Volume Changes Everything


Even if you do not currently work in a large volume environment that may change before you realize it.

Say you want to look up a value in an array. If the size of the array is 5 elements, then how you look in the array is of little importance. Something like the following is fine:

Loop 5 times

If found,
     then break out of the loop


However, if the size of the array is 8,000 elements, then using a serial search wastes resources. You need to look at a different solution such as a binary search. Volume changes everything.


Lets say you use a "black box" to do some security type processing. The "black box" can handle up to 500 requests per second. You have an absolutely, positively maximum of 200 requests per second. How you send and receive requests to and from the "black box" doesn't really matter.

Now, the geniuses in engineering come up with a new product that puts your company on the world map. The number of request per second goes past 5,000. Oops, you need more "black boxes". But, as you soon find out, just adding more hardware doesn't solve the problem. You also need a means for scheduling, error recovery, load balancing, etc. that only backend processing can handle. Volume changes everything.

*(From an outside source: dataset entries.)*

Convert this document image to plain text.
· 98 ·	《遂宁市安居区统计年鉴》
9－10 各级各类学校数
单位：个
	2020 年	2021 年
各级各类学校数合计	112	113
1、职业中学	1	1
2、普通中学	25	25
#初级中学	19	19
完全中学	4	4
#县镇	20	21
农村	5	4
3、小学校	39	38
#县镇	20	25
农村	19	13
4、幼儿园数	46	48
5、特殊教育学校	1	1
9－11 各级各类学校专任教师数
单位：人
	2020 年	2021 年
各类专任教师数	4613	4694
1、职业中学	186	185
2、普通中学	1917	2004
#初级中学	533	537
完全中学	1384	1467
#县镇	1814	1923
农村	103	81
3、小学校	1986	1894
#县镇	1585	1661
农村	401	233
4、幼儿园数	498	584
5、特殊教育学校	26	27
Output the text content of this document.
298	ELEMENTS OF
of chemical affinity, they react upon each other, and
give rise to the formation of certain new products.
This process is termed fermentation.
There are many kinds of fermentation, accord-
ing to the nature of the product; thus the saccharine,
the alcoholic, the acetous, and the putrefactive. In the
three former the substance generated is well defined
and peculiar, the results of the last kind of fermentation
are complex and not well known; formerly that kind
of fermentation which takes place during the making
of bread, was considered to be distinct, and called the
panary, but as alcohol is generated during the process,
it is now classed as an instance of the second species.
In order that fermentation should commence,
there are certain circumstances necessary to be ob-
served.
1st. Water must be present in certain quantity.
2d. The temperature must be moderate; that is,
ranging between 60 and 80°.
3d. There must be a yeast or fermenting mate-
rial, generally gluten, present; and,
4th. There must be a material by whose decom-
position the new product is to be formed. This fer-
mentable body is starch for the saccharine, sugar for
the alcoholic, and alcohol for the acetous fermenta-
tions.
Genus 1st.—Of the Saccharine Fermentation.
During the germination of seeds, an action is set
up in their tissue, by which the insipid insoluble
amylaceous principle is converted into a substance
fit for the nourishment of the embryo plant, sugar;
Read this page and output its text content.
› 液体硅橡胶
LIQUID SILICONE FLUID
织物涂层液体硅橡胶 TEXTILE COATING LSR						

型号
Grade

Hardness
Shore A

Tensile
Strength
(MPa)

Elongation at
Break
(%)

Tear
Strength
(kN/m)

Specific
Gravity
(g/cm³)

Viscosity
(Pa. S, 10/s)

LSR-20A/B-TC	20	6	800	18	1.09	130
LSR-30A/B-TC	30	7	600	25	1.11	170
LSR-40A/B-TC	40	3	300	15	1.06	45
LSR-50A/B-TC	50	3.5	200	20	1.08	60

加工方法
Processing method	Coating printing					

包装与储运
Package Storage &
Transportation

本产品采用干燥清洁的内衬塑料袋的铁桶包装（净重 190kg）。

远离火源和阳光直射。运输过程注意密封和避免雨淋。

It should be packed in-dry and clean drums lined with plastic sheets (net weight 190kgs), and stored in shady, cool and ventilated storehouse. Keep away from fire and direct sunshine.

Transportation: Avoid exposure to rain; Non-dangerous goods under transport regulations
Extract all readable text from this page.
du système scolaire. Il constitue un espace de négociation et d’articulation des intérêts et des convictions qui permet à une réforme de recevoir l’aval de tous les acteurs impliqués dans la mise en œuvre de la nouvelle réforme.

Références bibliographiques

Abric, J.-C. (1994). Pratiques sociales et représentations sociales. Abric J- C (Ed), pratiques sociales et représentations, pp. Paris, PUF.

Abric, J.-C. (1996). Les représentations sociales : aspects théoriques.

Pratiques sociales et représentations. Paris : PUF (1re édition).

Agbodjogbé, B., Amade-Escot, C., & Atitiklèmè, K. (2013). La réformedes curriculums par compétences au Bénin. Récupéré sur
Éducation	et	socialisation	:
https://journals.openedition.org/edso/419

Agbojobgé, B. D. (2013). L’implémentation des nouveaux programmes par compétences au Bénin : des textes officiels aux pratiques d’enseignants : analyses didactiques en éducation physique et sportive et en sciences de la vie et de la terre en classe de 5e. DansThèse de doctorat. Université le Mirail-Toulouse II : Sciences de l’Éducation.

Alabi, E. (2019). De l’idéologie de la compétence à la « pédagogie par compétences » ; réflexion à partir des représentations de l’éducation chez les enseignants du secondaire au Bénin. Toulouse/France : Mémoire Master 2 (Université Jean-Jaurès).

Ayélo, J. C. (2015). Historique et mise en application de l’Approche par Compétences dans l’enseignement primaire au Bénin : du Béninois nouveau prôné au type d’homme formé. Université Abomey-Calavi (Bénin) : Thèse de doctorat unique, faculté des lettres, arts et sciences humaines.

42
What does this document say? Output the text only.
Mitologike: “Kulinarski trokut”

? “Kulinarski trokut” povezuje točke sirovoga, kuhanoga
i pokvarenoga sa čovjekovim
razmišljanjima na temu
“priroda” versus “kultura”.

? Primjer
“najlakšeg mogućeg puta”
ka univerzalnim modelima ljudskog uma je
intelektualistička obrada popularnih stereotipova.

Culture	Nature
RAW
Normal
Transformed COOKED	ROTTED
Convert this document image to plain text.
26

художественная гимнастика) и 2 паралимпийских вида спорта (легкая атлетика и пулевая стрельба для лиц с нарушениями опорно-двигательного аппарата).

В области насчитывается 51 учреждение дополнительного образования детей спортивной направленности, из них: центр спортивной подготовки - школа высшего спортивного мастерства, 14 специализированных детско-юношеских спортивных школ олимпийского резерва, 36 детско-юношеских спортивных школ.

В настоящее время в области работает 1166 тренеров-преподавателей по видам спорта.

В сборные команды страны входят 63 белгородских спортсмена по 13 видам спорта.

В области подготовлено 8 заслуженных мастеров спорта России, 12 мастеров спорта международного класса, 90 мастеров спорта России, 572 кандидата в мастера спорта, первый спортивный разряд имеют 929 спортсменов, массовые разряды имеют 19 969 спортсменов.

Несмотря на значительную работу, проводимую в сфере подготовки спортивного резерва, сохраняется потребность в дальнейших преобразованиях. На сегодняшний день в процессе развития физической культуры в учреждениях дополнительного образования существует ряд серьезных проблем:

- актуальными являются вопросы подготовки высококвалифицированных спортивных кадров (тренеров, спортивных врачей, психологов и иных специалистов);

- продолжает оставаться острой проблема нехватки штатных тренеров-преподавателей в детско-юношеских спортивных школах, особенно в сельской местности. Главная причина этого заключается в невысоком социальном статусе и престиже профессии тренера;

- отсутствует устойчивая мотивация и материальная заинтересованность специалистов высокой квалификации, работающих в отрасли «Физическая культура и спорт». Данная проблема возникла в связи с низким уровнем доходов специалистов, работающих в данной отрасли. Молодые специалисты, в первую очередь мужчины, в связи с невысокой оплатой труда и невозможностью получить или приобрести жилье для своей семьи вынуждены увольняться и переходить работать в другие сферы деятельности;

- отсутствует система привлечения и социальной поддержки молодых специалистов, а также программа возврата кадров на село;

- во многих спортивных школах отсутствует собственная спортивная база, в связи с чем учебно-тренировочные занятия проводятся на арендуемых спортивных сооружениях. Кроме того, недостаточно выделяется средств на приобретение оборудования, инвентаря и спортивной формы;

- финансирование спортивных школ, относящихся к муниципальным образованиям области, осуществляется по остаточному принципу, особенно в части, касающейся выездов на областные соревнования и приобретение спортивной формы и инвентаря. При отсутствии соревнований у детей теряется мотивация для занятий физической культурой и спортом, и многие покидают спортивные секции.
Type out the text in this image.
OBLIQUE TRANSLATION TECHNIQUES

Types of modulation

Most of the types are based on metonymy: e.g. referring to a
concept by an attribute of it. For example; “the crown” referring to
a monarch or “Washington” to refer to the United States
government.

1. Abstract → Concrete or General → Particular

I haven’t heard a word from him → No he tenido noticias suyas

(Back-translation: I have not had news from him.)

This type of a problem constantly pops up in the computing world. The more successful a venture, the more volume. Someday, the volume becomes more than the current configuration can handle. This is when the system architect must have a new set of eyes -- to see the solution in a different light. Simply adding more hardware ("parts") to the current configuration is seldom the best solution ("smarts" vs. "parts".) It is for this reason -- volume changes everything -- that Tymeac was born.